Question

Find all first partial derivatives of each function. \(f(x, y)=(2 x-y)^{4}\)

Short answer

The partial derivatives are \(8(2x-y)^3\) for \(x\) and \(-4(2x-y)^3\) for \(y\).

Step-by-step solution

Identify the Function

The given function is \(f(x, y) = (2x - y)^{4}\). We need to find its partial derivatives with respect to \(x\) and \(y\).

Calculate the Partial Derivative with respect to x

To find \(\frac{\partial f}{\partial x}\), treat \(y\) as a constant. Use the chain rule. Let \(u = 2x - y\), thus \(f = u^4\). The derivative of \(u^4\) with respect to \(u\) is \(4u^3\), and the derivative of \(u = 2x - y\) with respect to \(x\) is 2. Therefore, \(\frac{\partial f}{\partial x} = 4(2x-y)^3 \cdot 2 = 8(2x-y)^3\).

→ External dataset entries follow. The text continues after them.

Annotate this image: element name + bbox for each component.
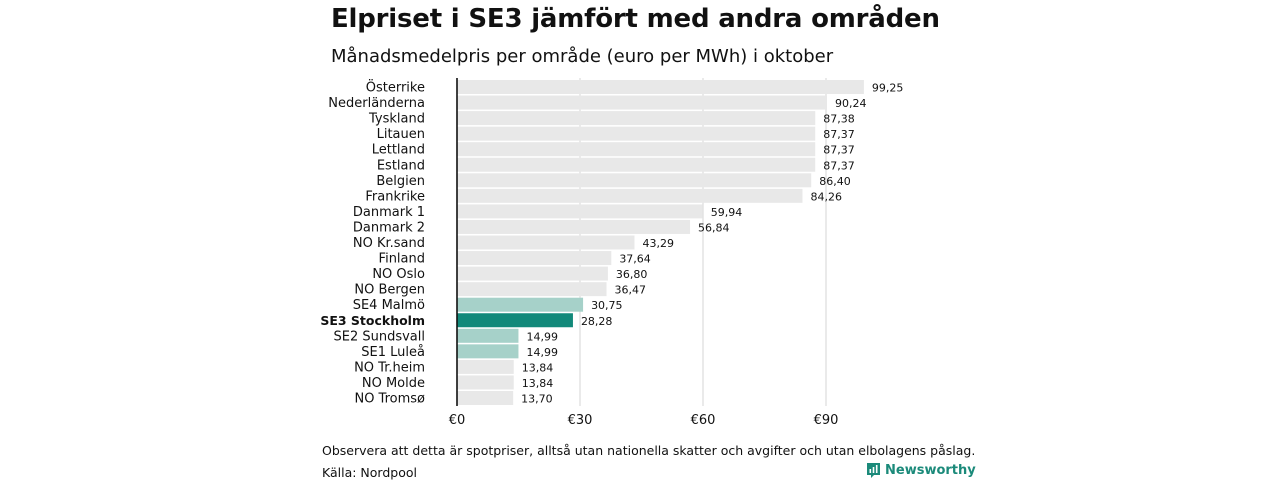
value-label: 36,47 <box>615 284 647 297</box>
bar <box>457 95 827 110</box>
category-label: Frankrike <box>365 189 425 204</box>
category-label: Tyskland <box>368 112 425 127</box>
value-label: 13,70 <box>521 393 553 406</box>
category-label: NO Oslo <box>372 267 425 282</box>
category-label: SE2 Sundsvall <box>333 329 425 344</box>
bar-chart: ÖsterrikeNederländernaTysklandLitauenLet… <box>320 78 903 428</box>
bar <box>457 328 519 343</box>
value-label: 13,84 <box>522 361 554 374</box>
value-label: 37,64 <box>619 253 651 266</box>
value-label: 28,28 <box>581 315 613 328</box>
value-label: 90,24 <box>835 97 867 110</box>
bar <box>457 297 584 312</box>
bar <box>457 111 816 126</box>
value-label: 13,84 <box>522 377 554 390</box>
value-label: 86,40 <box>819 175 851 188</box>
bar <box>457 251 612 266</box>
bar <box>457 375 514 390</box>
category-labels: ÖsterrikeNederländernaTysklandLitauenLet… <box>320 79 425 407</box>
category-label: Finland <box>379 252 425 267</box>
chart-subtitle: Månadsmedelpris per område (euro per MWh… <box>331 46 834 67</box>
source-note: Källa: Nordpool <box>322 465 417 480</box>
x-tick-label: €90 <box>814 413 839 428</box>
bar <box>457 391 514 405</box>
bar <box>457 344 519 359</box>
bar <box>457 157 816 172</box>
value-labels: 99,25 90,24 87,38 87,37 87,37 87,37 86,40 84,26… <box>521 82 903 406</box>
footnote: Observera att detta är spotpriser, allts… <box>322 443 976 458</box>
value-label: 59,94 <box>711 206 743 219</box>
value-label: 87,37 <box>823 128 855 141</box>
value-label: 84,26 <box>810 190 842 203</box>
bar <box>457 235 635 250</box>
value-label: 87,37 <box>823 144 855 157</box>
bar <box>457 126 816 141</box>
category-label: NO Tromsø <box>354 392 425 407</box>
brand-name: Newsworthy <box>885 463 976 478</box>
value-label: 87,38 <box>823 113 855 126</box>
bar <box>457 219 691 234</box>
category-label: Estland <box>377 158 425 173</box>
category-label: NO Kr.sand <box>353 236 425 251</box>
category-label: Danmark 1 <box>353 205 425 220</box>
category-label: SE4 Malmö <box>353 298 425 313</box>
bar <box>457 204 703 219</box>
category-label: Belgien <box>376 174 425 189</box>
bar <box>457 359 514 374</box>
value-label: 43,29 <box>642 237 674 250</box>
value-label: 99,25 <box>872 82 904 95</box>
value-label: 87,37 <box>823 159 855 172</box>
category-label: SE1 Luleå <box>361 345 425 360</box>
bar <box>457 142 816 157</box>
category-label: Nederländerna <box>328 96 425 111</box>
bar <box>457 313 573 328</box>
chart-title: Elpriset i SE3 jämfört med andra områden <box>331 4 940 34</box>
value-label: 14,99 <box>526 330 558 343</box>
value-label: 56,84 <box>698 221 730 234</box>
category-label: Lettland <box>372 143 425 158</box>
category-label: NO Tr.heim <box>354 360 425 375</box>
category-label: NO Molde <box>362 376 425 391</box>
value-label: 30,75 <box>591 299 623 312</box>
bar <box>457 188 803 203</box>
category-label: Litauen <box>377 127 425 142</box>
x-tick-label: €30 <box>568 413 593 428</box>
bar <box>457 266 608 281</box>
bar <box>457 282 607 297</box>
bars <box>457 80 864 405</box>
brand-logo: Newsworthy <box>866 462 976 479</box>
category-label: NO Bergen <box>354 283 425 298</box>
category-label: Österrike <box>366 79 425 96</box>
x-tick-label: €0 <box>449 413 466 428</box>
x-tick-label: €60 <box>691 413 716 428</box>
category-label: SE3 Stockholm <box>320 313 425 328</box>
value-label: 36,80 <box>616 268 648 281</box>
bar <box>457 173 812 188</box>
x-axis-ticks: €0 €30 €60 €90 <box>449 413 839 428</box>
newsworthy-logo-icon <box>867 463 880 478</box>
bar <box>457 80 864 94</box>
value-label: 14,99 <box>526 346 558 359</box>
category-label: Danmark 2 <box>353 220 425 235</box>
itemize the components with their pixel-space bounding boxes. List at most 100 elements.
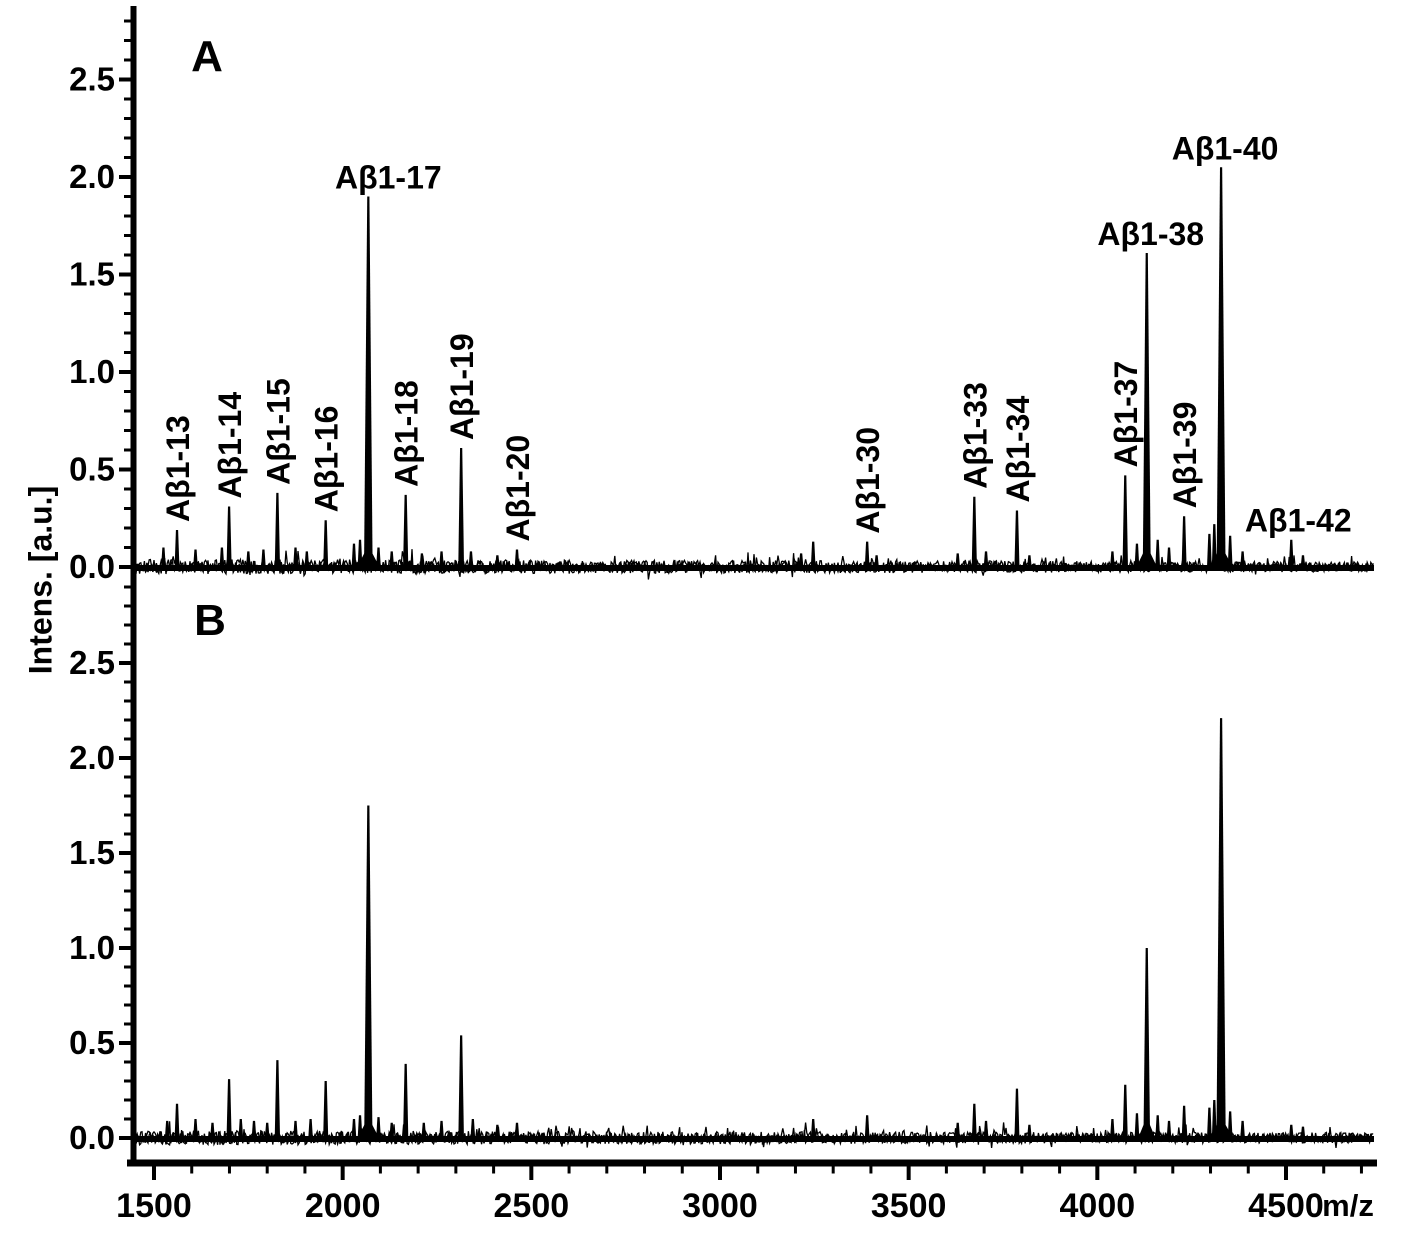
minor-peak [419, 553, 425, 567]
minor-peak [219, 547, 225, 567]
minor-peak [874, 555, 879, 567]
minor-peak [1227, 535, 1233, 567]
peak-Aβ1-15 [274, 492, 281, 567]
minor-peak [304, 551, 310, 567]
panel-A-trace: 0.0 0.5 1.0 1.5 2.0 2.5 Aβ1-13 Aβ1-14 Aβ1-15 Aβ1-… [69, 19, 1374, 585]
minor-peak [357, 539, 363, 567]
peak [323, 1081, 329, 1138]
peak-Aβ1-16 [323, 520, 329, 567]
y-tick-label: 2.5 [69, 644, 115, 681]
peak-label: Aβ1-16 [309, 406, 345, 513]
y-tick-label: 0.0 [69, 1119, 115, 1156]
minor-peak [1207, 1107, 1212, 1138]
minor-peak [193, 1119, 198, 1138]
minor-peak [983, 551, 989, 567]
minor-peak [439, 551, 444, 567]
y-tick-label: 0.5 [69, 451, 115, 488]
peak-label: Aβ1-39 [1167, 402, 1203, 509]
minor-peak [955, 1122, 961, 1138]
peak-label: Aβ1-15 [260, 378, 296, 485]
peak-label: Aβ1-14 [212, 392, 248, 499]
peak-label: Aβ1-40 [1172, 130, 1279, 166]
peak-Aβ1-39 [1181, 516, 1187, 567]
y-tick-label: 2.0 [69, 158, 115, 195]
peak-Aβ1-42 [1288, 539, 1294, 567]
peak-Aβ1-13 [174, 529, 180, 567]
minor-peak [261, 549, 266, 567]
panel-b-label: B [194, 596, 226, 645]
minor-peak [1134, 1113, 1140, 1138]
peak-label: Aβ1-19 [444, 333, 480, 440]
minor-peak [351, 1119, 357, 1138]
peak-Aβ1-14 [226, 506, 232, 567]
y-tick-label: 0.5 [69, 1024, 115, 1061]
minor-peak [351, 543, 357, 567]
minor-peak [293, 1120, 298, 1138]
x-tick-label: 4500 [1248, 1187, 1324, 1225]
peak [1143, 948, 1151, 1138]
minor-peak [376, 1117, 381, 1138]
peak [458, 1035, 464, 1138]
peak-Aβ1-19 [458, 448, 465, 567]
y-tick-label: 1.5 [69, 834, 115, 871]
peak [1014, 1088, 1020, 1138]
peak-label: Aβ1-20 [500, 435, 536, 542]
x-axis-unit-label: m/z [1322, 1188, 1374, 1223]
peak [226, 1079, 232, 1138]
minor-peak [495, 1124, 500, 1138]
peak-label: Aβ1-17 [335, 160, 442, 196]
peak-label: Aβ1-42 [1245, 503, 1352, 539]
minor-peak [389, 1122, 395, 1138]
minor-peak [1211, 524, 1217, 567]
minor-peak [1240, 1120, 1245, 1138]
minor-peak [798, 553, 804, 567]
peak-label: Aβ1-34 [1000, 396, 1036, 503]
minor-peak [1134, 543, 1140, 567]
minor-peak [1155, 539, 1161, 567]
peak-Aβ1-38 [1142, 253, 1151, 568]
y-tick-label: 1.0 [69, 929, 115, 966]
minor-peak [1207, 533, 1212, 567]
minor-peak [308, 1119, 313, 1138]
peak [364, 805, 373, 1138]
minor-peak [193, 549, 198, 567]
minor-peak [389, 551, 395, 567]
minor-peak [1166, 547, 1172, 567]
minor-peak [495, 555, 500, 567]
peak-label: Aβ1-37 [1108, 361, 1144, 468]
x-tick-label: 2000 [305, 1187, 381, 1225]
minor-peak [264, 1122, 270, 1138]
x-tick-label: 3000 [682, 1187, 758, 1225]
minor-peak [468, 551, 474, 567]
x-tick-label: 4000 [1060, 1187, 1136, 1225]
peak [971, 1103, 977, 1138]
x-tick-label: 1500 [116, 1187, 192, 1225]
peak-label: Aβ1-30 [850, 427, 886, 534]
peak [403, 1063, 409, 1138]
minor-peak [164, 1120, 170, 1138]
peak-Aβ1-37 [1122, 475, 1128, 567]
y-tick-label: 1.5 [69, 256, 115, 293]
peak [174, 1103, 180, 1138]
y-axis-label: Intens. [a.u.] [22, 485, 59, 675]
minor-peak [1155, 1115, 1161, 1138]
peak-Aβ1-34 [1014, 510, 1020, 567]
minor-peak [1027, 1124, 1032, 1138]
minor-peak [1300, 555, 1306, 567]
minor-peak [238, 1119, 244, 1138]
minor-peak [251, 1120, 257, 1138]
peak [514, 1122, 520, 1138]
minor-peak [161, 547, 166, 567]
minor-peak [357, 1115, 363, 1138]
minor-peak [1211, 1100, 1217, 1138]
peak-Aβ1-20 [514, 549, 520, 567]
x-tick-label: 2500 [494, 1187, 570, 1225]
y-tick-label: 1.0 [69, 353, 115, 390]
minor-peak [1240, 551, 1245, 567]
minor-peak [1110, 551, 1115, 567]
minor-peak [470, 1119, 476, 1138]
peak-label: Aβ1-13 [160, 415, 196, 522]
minor-peak [246, 551, 251, 567]
y-tick-label: 0.0 [69, 548, 115, 585]
peak [1288, 1124, 1294, 1138]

Calculate the Partial Derivative with respect to y

To find \(\frac{\partial f}{\partial y}\), treat \(x\) as a constant. Again, use the chain rule. With \(u = 2x - y\), \(f = u^4\). The derivative of \(u^4\) with respect to \(u\) is \(4u^3\), and the derivative of \(u = 2x - y\) with respect to \(y\) is -1. Therefore, \(\frac{\partial f}{\partial y} = 4(2x-y)^3 \cdot (-1) = -4(2x-y)^3\).

Key concepts

Chain Rule

The chain rule is a fundamental technique in calculus used to differentiate composite functions. When you're dealing with complex functions, especially those that are composed of other functions, the chain rule becomes invaluable.
It allows us to break down the differentiation process into manageable steps. For instance, if you have a function like \(f(g(x))\), where you need to find the derivative, the chain rule guides you. It states that you should calculate the derivative of the outer function \(f\) with respect to the inner function \(g\), and then multiply by the derivative of the inner function \(g\) with respect to \(x\). In mathematical terms, this is expressed as:

• \(\frac{d}{dx}[f(g(x))] = f'(g(x))\cdot g'(x))\)

In the context of partial derivatives, the chain rule functions similarly. It helps find derivatives by identifying a substitution for expression simplification before applying the rule.

Multivariable Calculus

Multivariable calculus extends the principles of calculus to functions of multiple variables, usually two or more variables. Unlike functions of a single variable, these functions take points from a plane (or higher-dimensional space). This allows us to explore and solve problems in more complex systems.
In functions of several variables, such as \(f(x, y)\), we are interested in how the function changes as each variable changes independently of the others. This leads us to the concept of partial derivatives, where each partial derivative corresponds to the effect of changing one variable while keeping the others constant.
Understanding multivariable calculus is crucial in many scientific fields, including physics and engineering, where systems are often influenced by more than one factor. For example, the temperature of an engine, influenced by both pressure and humidity, can be modeled and analyzed using multivariable calculus.

Derivative with Respect to x

The partial derivative with respect to \(x\) of a function \(f(x, y)\) involves holding the other variable, \(y\), constant while differentiating.
This process reveals how the function \(f\) changes as \(x\) changes, which is key in fields like optimization and design. To calculate it, you treat \(y\) as a constant and find the derivative using standard differentiation rules.
In the given function \(f(x, y) = (2x-y)^4\), we found the partial derivative with respect to \(x\) as follows:

• Identify \(u = 2x - y\)
• Find \(\frac{d}{dx}[(2x - y)^4] = 8(2x-y)^3\)

This tells us that for changes in \(x\), the function changes according to the degree and coefficient found through this differentiation process.

Derivative with Respect to y

Similar to deriving with respect to \(x\), the partial derivative with respect to \(y\) is about understanding how the function changes as \(y\) varies, while \(x\) remains constant.
This type of derivative is essential in creating models that accurately predict the influence of one variable while isolating others.
For the function \(f(x, y) = (2x-y)^4\), we calculate the partial derivative with respect to \(y\) like this:

• Designate \(u = 2x - y\)
• Find \(\frac{d}{dy}[(2x - y)^4] = -4(2x-y)^3\)

This result shows that alterations in \(y\) greatly influence the function, and it also emphasizes the direction indicated by the negative sign, providing insights into the function's behavior when \(y\) alone is varied.